November 12th - Jocelyn Akins, Cascade Carnivore Project Conservation Director - Cascade Red Fox and Wolverine
The Cascades Carnivore Project is a conservation research organization based in Hood River, Oregon. They are promoting the conservation of rare carnivores and their ecosystems in the Cascade Range through scientific research and collaboration with citizen scientists and other researchers. They have taken the lead on the conservation of the Cascade red fox, a rare mountain fox that only occurs in the Washington Cascades. They are also documenting the natural recolonization of wolverines into southern Washington, and recently discovered the first natal wolverine den documented in Washington’s southern Cascade Range in over 50 years and only the 3rd den in the state. Broadly, they are interested in how climate change affects species that inhabit mountain ecosystems.
Jocelyn leads the Cascades Carnivore Project in its effort to study rare montane and forest carnivores. She received her PhD in Conservation Genetics from the University of California Davis. She is only one of two researchers who has focused their research on the Cascade red fox. She will be presenting her decade-long research on the Cascade red fox and wolverine.
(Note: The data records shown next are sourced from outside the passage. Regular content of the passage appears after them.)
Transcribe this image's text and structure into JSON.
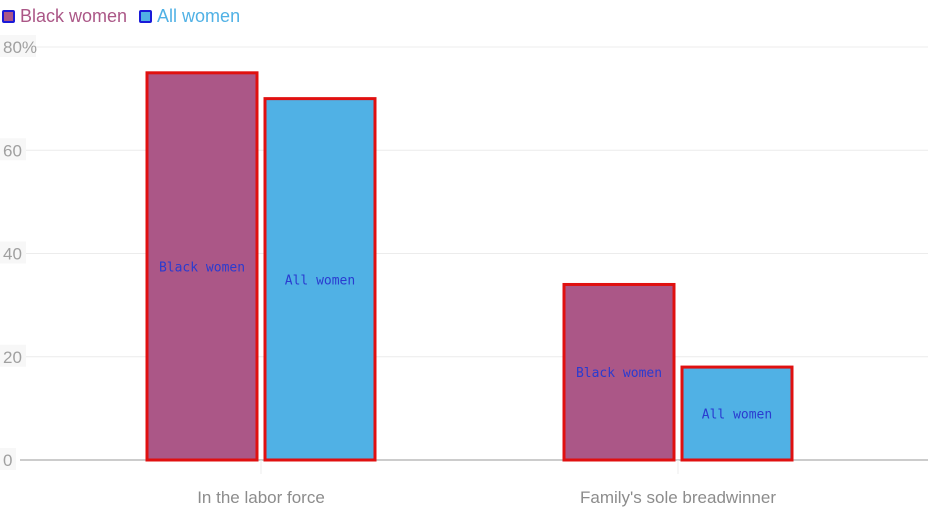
{
  "chart_data": {
    "type": "bar",
    "categories": [
      "In the labor force",
      "Family's sole breadwinner"
    ],
    "series": [
      {
        "name": "Black women",
        "values": [
          75,
          34
        ],
        "color": "#ab5787"
      },
      {
        "name": "All women",
        "values": [
          70,
          18
        ],
        "color": "#50b1e5"
      }
    ],
    "ylim": [
      0,
      80
    ],
    "yticks": [
      0,
      20,
      40,
      60,
      80
    ],
    "ytick_labels": [
      "0",
      "20",
      "40",
      "60",
      "80%"
    ],
    "bar_labels": [
      "Black women",
      "All women"
    ],
    "legend_position": "top-left",
    "grid": true,
    "xlabel": "",
    "ylabel": "",
    "title": ""
  },
  "colors": {
    "bar_outline": "#e01010",
    "legend_outline": "#1a1ad8",
    "grid": "#ececec",
    "axis": "#9a9a9a",
    "bar_label": "#2a3bd0"
  }
}
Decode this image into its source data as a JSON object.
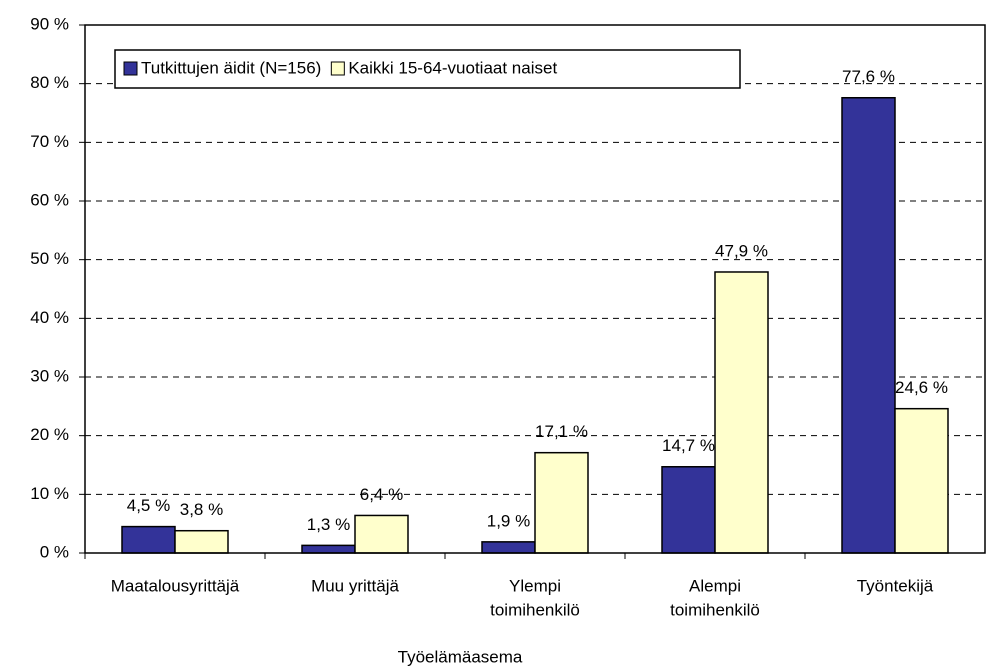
{
  "chart_data": {
    "type": "bar",
    "x_label": "Työelämäasema",
    "categories": [
      [
        "Maatalousyrittäjä"
      ],
      [
        "Muu yrittäjä"
      ],
      [
        "Ylempi",
        "toimihenkilö"
      ],
      [
        "Alempi",
        "toimihenkilö"
      ],
      [
        "Työntekijä"
      ]
    ],
    "series": [
      {
        "name": "Tutkittujen äidit (N=156)",
        "color": "#333399",
        "values": [
          4.5,
          1.3,
          1.9,
          14.7,
          77.6
        ],
        "value_labels": [
          "4,5 %",
          "1,3 %",
          "1,9 %",
          "14,7 %",
          "77,6 %"
        ]
      },
      {
        "name": "Kaikki 15-64-vuotiaat naiset",
        "color": "#FFFFCC",
        "values": [
          3.8,
          6.4,
          17.1,
          47.9,
          24.6
        ],
        "value_labels": [
          "3,8 %",
          "6,4 %",
          "17,1 %",
          "47,9 %",
          "24,6 %"
        ]
      }
    ],
    "ylim": [
      0,
      90
    ],
    "yticks": [
      {
        "value": 0,
        "label": "0 %"
      },
      {
        "value": 10,
        "label": "10 %"
      },
      {
        "value": 20,
        "label": "20 %"
      },
      {
        "value": 30,
        "label": "30 %"
      },
      {
        "value": 40,
        "label": "40 %"
      },
      {
        "value": 50,
        "label": "50 %"
      },
      {
        "value": 60,
        "label": "60 %"
      },
      {
        "value": 70,
        "label": "70 %"
      },
      {
        "value": 80,
        "label": "80 %"
      },
      {
        "value": 90,
        "label": "90 %"
      }
    ],
    "grid": true,
    "legend": "top-left"
  }
}
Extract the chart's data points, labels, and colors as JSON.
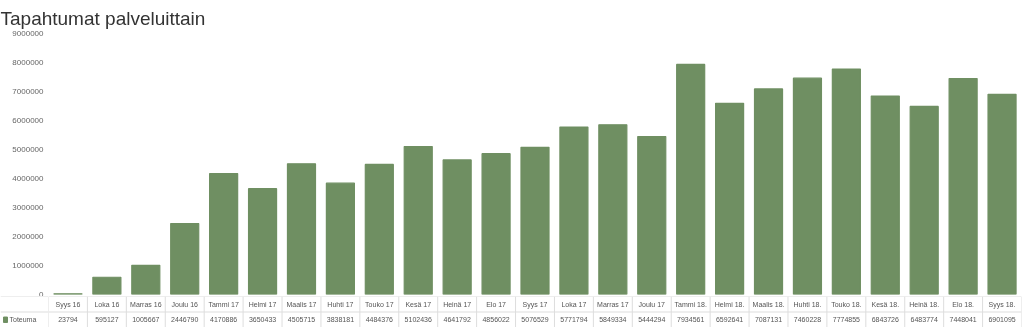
{
  "chart_data": {
    "type": "bar",
    "title": "Tapahtumat palveluittain",
    "categories": [
      "Syys 16",
      "Loka 16",
      "Marras 16",
      "Joulu 16",
      "Tammi 17",
      "Helmi 17",
      "Maalis 17",
      "Huhti 17",
      "Touko 17",
      "Kesä 17",
      "Heinä 17",
      "Elo 17",
      "Syys 17",
      "Loka 17",
      "Marras 17",
      "Joulu 17",
      "Tammi 18.",
      "Helmi 18.",
      "Maalis 18.",
      "Huhti 18.",
      "Touko 18.",
      "Kesä 18.",
      "Heinä 18.",
      "Elo 18.",
      "Syys 18."
    ],
    "series": [
      {
        "name": "Toteuma",
        "color": "#6f8f62",
        "values": [
          23794,
          595127,
          1005667,
          2446790,
          4170886,
          3650433,
          4505715,
          3838181,
          4484376,
          5102436,
          4641792,
          4856022,
          5076529,
          5771794,
          5849334,
          5444294,
          7934561,
          6592641,
          7087131,
          7460228,
          7774855,
          6843726,
          6483774,
          7448041,
          6901095
        ]
      }
    ],
    "ylim": [
      0,
      9000000
    ],
    "yticks": [
      0,
      1000000,
      2000000,
      3000000,
      4000000,
      5000000,
      6000000,
      7000000,
      8000000,
      9000000
    ],
    "grid": false,
    "data_labels": true,
    "legend": "bottom"
  }
}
November 19th - Peter Singleton, US Forest Service | Patricia Garvey-Darda, Okanogan-Wenatchee National Forest | Brian White, WA Department of Transportation - I-90 Snoqualmie Pass East Highway Reconstruction Project
Animals have to move to survive. But understanding what areas are most important for animal movement, and what we can do in those areas to maintain opportunities for movement in the face of human development, are difficult challenges. In this presentation we will talk about what is being done in the Pacific Northwest to understand which areas are most important for wildlife habitat connectivity and what is being done along I-90 at Snoqualmie Pass to give animals the chance to move through this critical transportation corridor.
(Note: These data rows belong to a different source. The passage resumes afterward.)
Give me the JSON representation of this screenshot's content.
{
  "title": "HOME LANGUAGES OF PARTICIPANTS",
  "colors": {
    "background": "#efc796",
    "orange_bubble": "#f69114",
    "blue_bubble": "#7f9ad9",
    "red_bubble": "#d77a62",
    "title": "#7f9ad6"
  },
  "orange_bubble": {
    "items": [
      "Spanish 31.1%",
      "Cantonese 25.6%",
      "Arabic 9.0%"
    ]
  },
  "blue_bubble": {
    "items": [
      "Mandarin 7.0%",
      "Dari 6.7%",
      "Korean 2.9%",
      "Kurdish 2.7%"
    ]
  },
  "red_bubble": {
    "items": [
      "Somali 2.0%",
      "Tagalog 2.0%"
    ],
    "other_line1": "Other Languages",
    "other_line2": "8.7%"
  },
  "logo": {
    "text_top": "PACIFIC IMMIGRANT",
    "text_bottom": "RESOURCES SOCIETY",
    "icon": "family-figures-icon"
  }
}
Peter Singleton is a Research Wildlife Biologist with the U.S. Forest Service Pacific Northwest Research Station in Wenatchee WA. Peter’s research focuses on the effects of disturbances (for example wildfires or human development) on animal populations and movement patterns. Patty Garvey-Darda is a Wildlife Biologist with the Okanogan-Wenatchee National Forest in Cle Elum WA. Patty is the USFS liaison for the I-90 Snoqualmie Pass East highway reconstruction project. Brian White began his career with the Washington State Department of Transportation shortly after graduating from the Oregon Institute of Technology in 1991. Currently, Brian is the Assistant Region Administrator for Construction and Development and oversees all the region’s environmental, design and construction projects.
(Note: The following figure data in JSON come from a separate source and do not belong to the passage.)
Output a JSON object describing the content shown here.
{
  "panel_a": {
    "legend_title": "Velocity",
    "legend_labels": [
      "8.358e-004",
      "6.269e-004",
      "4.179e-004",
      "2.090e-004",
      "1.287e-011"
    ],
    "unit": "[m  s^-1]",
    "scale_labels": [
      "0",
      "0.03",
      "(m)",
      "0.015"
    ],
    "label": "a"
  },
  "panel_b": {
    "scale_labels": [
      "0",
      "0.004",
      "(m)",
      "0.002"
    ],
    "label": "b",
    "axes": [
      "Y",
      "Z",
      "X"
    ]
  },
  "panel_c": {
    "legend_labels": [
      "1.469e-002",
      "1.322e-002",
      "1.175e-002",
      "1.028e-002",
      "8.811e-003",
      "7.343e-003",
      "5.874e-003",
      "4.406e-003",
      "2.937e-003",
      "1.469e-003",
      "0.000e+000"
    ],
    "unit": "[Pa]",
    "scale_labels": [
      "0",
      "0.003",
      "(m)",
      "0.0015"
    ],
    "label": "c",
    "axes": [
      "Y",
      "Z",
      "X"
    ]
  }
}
November 26th - Michael Schroeder, Upland Bird Research Scientist, WA Department of Fish and Wildlife - Grouse of the Columbia Basin and Habitat Connectivity
Grouse are part of our history. For Native Americans, Lewis and Clark, and even early settlers of European descent, grouse were important for both food and culture. For the last hundred plus years, grouse have even been important for science. There are basic reasons for this. For example, grouse are widespread across North America. They are here throughout the year, even when weather is at its harshest. Grouse also display a variety of mating systems, from monogamy to extreme polygamy where few males do most of mating. Few places have a greater richness of grouse species than the state of Washington. We range from the greater sage-grouse at the lowest elevations to the white-tailed ptarmigan at the highest elevations, with the sharp-tailed grouse, ruffed grouse, dusky grouse, sooty grouse, and spruce grouse in between. Grouse depend on large, healthy, and connected landscapes to survive. Even now, grouse are providing insight, both positive and negative, into some of the biggest issues impacting our rapidly changing natural world.